La question qui se pose est : comment cela est-il donc possible ? Un argument souvent invoqué est que la règlementation SFDR (pour Sustainable Finance Disclosure Regulation) n’est pas claire et laisse une place à l’interprétation. Ne tournons pas autour du pot   : selon nous, la réglementation est parfaitement limpide sur le fait que les investissements dans le secteur fossile n’ont rien à faire dans des fonds classés article 9. Et même si la législation n’était pas absolument claire, on n’en attendrait pas moins du secteur financier qu’il respecte non seulement la lettre, mais aussi l’esprit de la loi.

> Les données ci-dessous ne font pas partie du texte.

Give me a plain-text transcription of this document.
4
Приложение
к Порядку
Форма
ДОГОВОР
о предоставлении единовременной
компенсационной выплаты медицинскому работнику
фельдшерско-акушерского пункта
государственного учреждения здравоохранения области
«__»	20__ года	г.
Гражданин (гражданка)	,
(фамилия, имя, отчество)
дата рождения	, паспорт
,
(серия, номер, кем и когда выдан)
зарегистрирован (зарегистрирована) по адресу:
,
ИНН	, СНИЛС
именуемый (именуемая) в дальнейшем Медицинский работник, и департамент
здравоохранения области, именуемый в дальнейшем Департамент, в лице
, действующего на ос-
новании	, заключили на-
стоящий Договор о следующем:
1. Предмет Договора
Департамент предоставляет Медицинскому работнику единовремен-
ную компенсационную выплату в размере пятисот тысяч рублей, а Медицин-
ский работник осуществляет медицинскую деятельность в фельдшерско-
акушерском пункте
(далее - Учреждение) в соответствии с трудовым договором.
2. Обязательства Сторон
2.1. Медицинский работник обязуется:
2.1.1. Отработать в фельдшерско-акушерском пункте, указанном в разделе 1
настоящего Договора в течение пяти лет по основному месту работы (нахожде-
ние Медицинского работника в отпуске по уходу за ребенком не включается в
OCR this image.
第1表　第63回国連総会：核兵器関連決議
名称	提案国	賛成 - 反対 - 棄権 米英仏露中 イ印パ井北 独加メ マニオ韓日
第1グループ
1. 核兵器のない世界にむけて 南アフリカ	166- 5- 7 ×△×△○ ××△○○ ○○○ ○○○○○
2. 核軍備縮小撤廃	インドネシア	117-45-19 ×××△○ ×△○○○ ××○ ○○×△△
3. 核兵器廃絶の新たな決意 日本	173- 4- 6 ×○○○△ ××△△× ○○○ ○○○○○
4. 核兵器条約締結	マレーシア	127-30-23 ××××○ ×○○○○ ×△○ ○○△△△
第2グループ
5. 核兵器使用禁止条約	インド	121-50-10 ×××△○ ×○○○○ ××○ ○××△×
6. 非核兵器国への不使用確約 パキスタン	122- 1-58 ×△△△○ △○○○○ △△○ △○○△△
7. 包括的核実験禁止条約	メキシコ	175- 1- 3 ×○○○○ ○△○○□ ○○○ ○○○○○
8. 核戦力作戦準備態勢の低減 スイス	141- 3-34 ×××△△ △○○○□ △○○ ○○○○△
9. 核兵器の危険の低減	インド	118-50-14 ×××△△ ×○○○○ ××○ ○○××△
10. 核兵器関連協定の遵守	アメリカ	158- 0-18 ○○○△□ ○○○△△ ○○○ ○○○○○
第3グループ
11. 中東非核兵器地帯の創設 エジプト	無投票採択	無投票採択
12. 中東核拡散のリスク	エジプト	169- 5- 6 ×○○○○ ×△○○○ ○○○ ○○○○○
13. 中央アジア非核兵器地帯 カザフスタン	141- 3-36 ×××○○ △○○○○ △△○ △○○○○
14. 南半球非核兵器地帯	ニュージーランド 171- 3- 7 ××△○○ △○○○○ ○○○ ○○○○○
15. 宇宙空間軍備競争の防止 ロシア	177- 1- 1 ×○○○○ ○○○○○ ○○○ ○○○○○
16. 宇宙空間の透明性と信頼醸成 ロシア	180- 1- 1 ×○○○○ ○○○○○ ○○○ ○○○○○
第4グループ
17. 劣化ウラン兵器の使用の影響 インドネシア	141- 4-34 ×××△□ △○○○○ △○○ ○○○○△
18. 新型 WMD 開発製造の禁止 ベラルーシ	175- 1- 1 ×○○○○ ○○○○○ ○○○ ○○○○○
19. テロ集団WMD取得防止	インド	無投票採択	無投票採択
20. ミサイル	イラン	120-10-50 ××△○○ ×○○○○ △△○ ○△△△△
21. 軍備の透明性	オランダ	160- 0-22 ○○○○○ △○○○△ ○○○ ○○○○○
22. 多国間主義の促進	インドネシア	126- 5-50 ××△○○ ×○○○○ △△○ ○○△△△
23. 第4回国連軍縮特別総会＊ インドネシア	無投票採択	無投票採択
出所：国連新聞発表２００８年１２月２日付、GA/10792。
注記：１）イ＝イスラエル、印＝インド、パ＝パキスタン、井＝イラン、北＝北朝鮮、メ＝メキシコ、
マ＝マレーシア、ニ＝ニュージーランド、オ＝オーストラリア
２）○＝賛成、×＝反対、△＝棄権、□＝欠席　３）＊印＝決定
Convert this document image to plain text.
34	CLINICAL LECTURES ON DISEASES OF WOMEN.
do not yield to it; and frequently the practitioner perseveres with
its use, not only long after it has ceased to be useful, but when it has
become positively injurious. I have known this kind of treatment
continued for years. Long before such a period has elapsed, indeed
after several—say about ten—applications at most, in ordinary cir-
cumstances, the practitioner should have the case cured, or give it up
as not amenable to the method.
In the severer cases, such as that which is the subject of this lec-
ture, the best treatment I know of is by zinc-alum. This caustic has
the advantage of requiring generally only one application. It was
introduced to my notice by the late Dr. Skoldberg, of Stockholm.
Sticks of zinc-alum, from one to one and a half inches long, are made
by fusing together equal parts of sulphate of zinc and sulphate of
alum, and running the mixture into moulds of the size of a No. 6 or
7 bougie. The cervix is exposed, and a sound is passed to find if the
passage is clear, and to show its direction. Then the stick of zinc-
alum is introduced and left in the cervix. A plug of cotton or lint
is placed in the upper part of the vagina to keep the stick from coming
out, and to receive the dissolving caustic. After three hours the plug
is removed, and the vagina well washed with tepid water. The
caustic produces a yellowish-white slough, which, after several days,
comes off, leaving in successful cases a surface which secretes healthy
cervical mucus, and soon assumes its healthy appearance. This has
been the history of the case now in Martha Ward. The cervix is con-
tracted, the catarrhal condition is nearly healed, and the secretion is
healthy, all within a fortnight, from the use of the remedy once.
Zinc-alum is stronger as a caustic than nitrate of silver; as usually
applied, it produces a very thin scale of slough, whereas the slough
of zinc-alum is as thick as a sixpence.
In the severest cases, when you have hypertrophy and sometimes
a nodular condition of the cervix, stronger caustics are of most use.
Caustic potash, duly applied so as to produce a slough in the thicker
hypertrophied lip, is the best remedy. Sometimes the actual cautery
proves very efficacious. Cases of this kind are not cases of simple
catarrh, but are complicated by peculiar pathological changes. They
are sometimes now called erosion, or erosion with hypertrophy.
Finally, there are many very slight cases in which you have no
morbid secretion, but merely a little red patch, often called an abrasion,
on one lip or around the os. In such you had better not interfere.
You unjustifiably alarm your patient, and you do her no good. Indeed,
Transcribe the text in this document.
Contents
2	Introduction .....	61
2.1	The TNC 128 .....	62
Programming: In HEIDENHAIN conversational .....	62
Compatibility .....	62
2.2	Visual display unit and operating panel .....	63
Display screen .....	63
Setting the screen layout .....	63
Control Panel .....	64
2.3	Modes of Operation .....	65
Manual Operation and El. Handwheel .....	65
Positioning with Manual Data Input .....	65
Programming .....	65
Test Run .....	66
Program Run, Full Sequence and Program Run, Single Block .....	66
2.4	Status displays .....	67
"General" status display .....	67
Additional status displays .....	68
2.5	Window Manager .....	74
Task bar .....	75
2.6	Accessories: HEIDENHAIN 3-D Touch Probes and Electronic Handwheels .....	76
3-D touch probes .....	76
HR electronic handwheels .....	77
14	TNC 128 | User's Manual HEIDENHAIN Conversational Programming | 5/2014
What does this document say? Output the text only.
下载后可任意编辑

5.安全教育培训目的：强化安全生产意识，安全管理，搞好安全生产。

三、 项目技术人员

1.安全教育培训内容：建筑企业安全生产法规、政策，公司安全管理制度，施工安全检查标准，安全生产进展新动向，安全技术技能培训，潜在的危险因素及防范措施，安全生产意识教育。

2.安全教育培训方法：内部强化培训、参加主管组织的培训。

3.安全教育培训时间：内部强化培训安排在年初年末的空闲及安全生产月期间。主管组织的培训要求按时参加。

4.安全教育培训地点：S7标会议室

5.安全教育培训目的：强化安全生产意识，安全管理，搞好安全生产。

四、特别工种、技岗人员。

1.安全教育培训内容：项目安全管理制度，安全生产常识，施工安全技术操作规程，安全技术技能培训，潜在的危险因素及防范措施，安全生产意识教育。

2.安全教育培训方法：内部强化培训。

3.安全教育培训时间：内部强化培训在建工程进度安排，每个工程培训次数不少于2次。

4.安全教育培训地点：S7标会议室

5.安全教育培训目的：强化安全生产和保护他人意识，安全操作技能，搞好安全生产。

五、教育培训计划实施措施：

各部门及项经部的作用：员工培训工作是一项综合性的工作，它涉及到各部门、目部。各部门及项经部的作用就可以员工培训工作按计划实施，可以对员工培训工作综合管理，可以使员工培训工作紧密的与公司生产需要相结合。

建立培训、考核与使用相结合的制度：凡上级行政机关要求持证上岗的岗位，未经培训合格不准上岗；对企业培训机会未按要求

Le pavé jeté dans la mare par cette enquête est donc salutaire. En tant qu’investisseur ou investisseuse, vous devez pouvoir compter sur la fiabilité des informations qui vous sont fournies, de sorte que vous puissiez, sur base de ces informations, prendre une décision éclairée. C’est seulement à cette condition que le règlement SFDR a une chance d’atteindre son objectif, à savoir diriger davantage de capitaux vers des initiatives durables et lutter contre le greenwashing. 

8 milliards d’euros, cela fait beaucoup d’argent. Pourtant, ce n’est qu’une toute petite partie du marché. L’immense majorité des investissements continuent à être placés dans des fonds qui n’ont pas la moindre ambition en termes de durabilité. Appelons-les par facilité des « fonds sales  ».